Figure 4. Voltage Dependence and Pharmacological Properties of I_G185R

(A) Whole-cell currents recorded in 105 mM [Ca²⁺]_o were dependent on holding potential before the voltage ramps (−140 to −120 mV shown). For clarity, only the first 20 ms of the 4 s-long holding potential is shown. (B) Voltage dependence of I_G185R in control solution and 105 mM [Ca²⁺]_o. I_DMT1 (dotted line) exhibited no depen-dence on the holding potential. Abbreviations: V_1/2 , half activation voltage. κ, slope factor. (C and D) Sensitivity of I_G185R to various pharmacological agents and cation channel blockers. I_G185R was relatively insensitive to RR, 2-APB, or SKF96365, but was blocked by 1mM La³⁺ or Cd²⁺ (D).

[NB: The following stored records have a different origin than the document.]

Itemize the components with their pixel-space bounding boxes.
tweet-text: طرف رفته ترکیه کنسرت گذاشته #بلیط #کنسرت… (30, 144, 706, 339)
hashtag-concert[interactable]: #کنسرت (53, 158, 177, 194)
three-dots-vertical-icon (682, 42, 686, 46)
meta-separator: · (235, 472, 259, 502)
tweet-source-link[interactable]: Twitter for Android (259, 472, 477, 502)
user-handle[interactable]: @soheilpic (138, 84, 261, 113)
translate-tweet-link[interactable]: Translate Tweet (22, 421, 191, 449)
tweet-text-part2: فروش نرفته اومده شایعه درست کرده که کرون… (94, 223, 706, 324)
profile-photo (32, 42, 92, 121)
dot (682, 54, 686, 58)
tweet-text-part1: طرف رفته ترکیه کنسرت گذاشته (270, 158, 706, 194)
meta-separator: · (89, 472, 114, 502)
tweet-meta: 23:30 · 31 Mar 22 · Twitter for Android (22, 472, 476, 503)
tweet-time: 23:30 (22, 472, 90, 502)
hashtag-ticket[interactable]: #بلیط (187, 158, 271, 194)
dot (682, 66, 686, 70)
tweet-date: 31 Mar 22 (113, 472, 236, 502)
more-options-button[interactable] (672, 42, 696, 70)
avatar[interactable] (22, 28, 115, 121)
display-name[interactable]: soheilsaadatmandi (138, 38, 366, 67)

Figure 5. DMT1-Like and G185R-Like Currents in Enterocytes Isolated from Wild-Type and mk/mk Mice, Respectively

(A) Enterocyte currents isolated from an iron-deficient wild-type mouse (−Fe). Reducing bath pH (140 mM NaCl) induced a slowly desensitizing inward current that was further enhanced by addition of Mn²⁺. (B) Both proton and H⁺/Mn²⁺currents were inwardly rectifying. (C and D) An mk enterocyte expressed a large constitutive inward current in control bath solution. Reducing the bath pH (140 mM NaCl) first inhibited and then activated another inward current insensitive to the holding potential. This slowly-desensitizing current displayed a less steeply rectifying I-V as shown in (D).